I come across new sources often. The few that I will mention are: (In no particular order) The Nation Magazine, TruthOut.org, Aljazeera, kpfk.org public-funded, corporate free radio, (90.7FM in the Los Angeles area & surrounding communities), BBC World News, Common Dreams, For Harriet. Crunk Feminist Collective, The Feminist Wire, Rhandi Rhodes.com, RH Reality Check, The Huffington Post, Huff Post Black Voices, The Progressive Radio Network, Counter Current News, American Public Health Association's The Nation's Health and Public Health Newswire, Mother Jones, New Politics Magazine, Ms. Magazine, Bitch Magazine, International Planned Parenthood Federation, Women of Color Network, Bluestockings Magazine, On The Issues Magazine, Black Agenda Report, The Raw Story, Cultures of Resistance, Reader Supported News, Daily Kos, PBS News Wire, Reuters, The Independent, The Guardian.
Other websites, think tanks, and social media sites of these organizations, which are updated often: Health Equity Institute, AWID women's rights, National Partnership For Women, Institute for New Economic Thinking, Socialist Alliance, Guerilla Feminism, SOLIDARITY: a socialist, feminist, anti-racist organization, Economic Policy Institute, Institute for Latin American Studies, CODE RED for gender justice, 1804 Caribbean Voices,
My tip: Subscribe to as many alternative sources as possible and follow these sites on social media. The amount of information is astounding, and you will never hear about the topics during the mainstream media news cycle.
What kind of music do you listen to? What are some of your favorite foods?
I'm of Caribbean heritage and my step family is West African, which means that I was exposed to a wide variety of music all of my life. I have a genuine love for music, and often be the first person that you will spot on the dance floor. I listen to soca, calypso, reggae, reggae-ton, dancehall, zouk, merengue, soul, r&B. funk, afrobeat, highlife, rock/alternative rock, and some hip hop (when one can find artists or songs void of misogynist lyrics). Either way, I have quite eclectic ears.
I am a Vegetarian, and some of my favorite foods are those from Caribbean cuisine: Johnny cakes, curry dishes, jerk dishes, and tarts (coconut, pineapple, and guava) which are popular deserts in the Virgin Islands. I am also quite partial to Italian pasta dishes, Greek salads, and many other cuisines. Now, when it comes to food addictions, I am addicted to avocados (Pears to all my Caribbean folks!), cashews, bananas, and Nori seaweed.

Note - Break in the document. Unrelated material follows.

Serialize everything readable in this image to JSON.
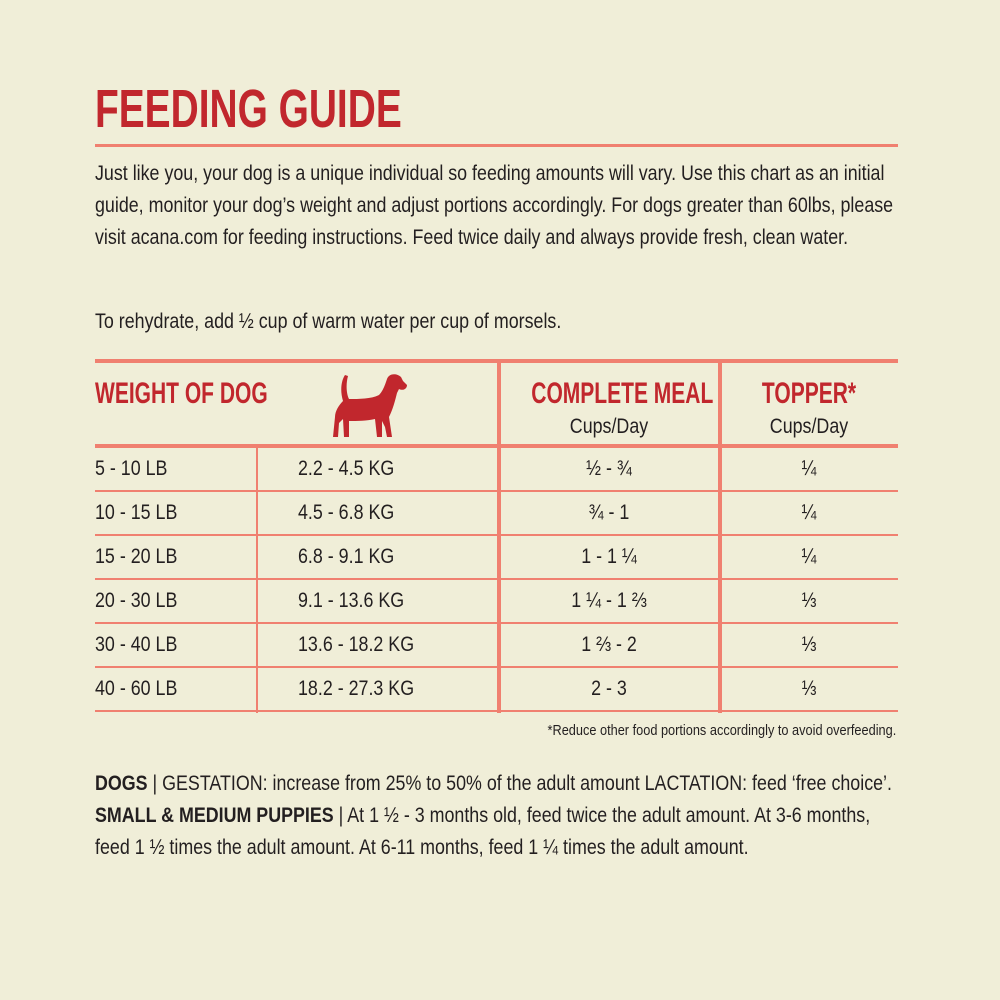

What (apolitical thing) makes you happy? What are your hobbies or interests?
I'm the quintessential nerd, so finding a quiet space and the time to read at my leisure makes me very happy. Also, while in a quiet space, I like to write poetry or journal entries. Perhaps one day I will publish my memoirs. My other hobbies include cooking and trying out new recipes, listening to music and dancing like nobody is watching --- even if I'm in a room filled with people, relaxing on the beach, going hiking, traveling -- especially to international destinations!, and crafting-- which includes making jewelry and accessories.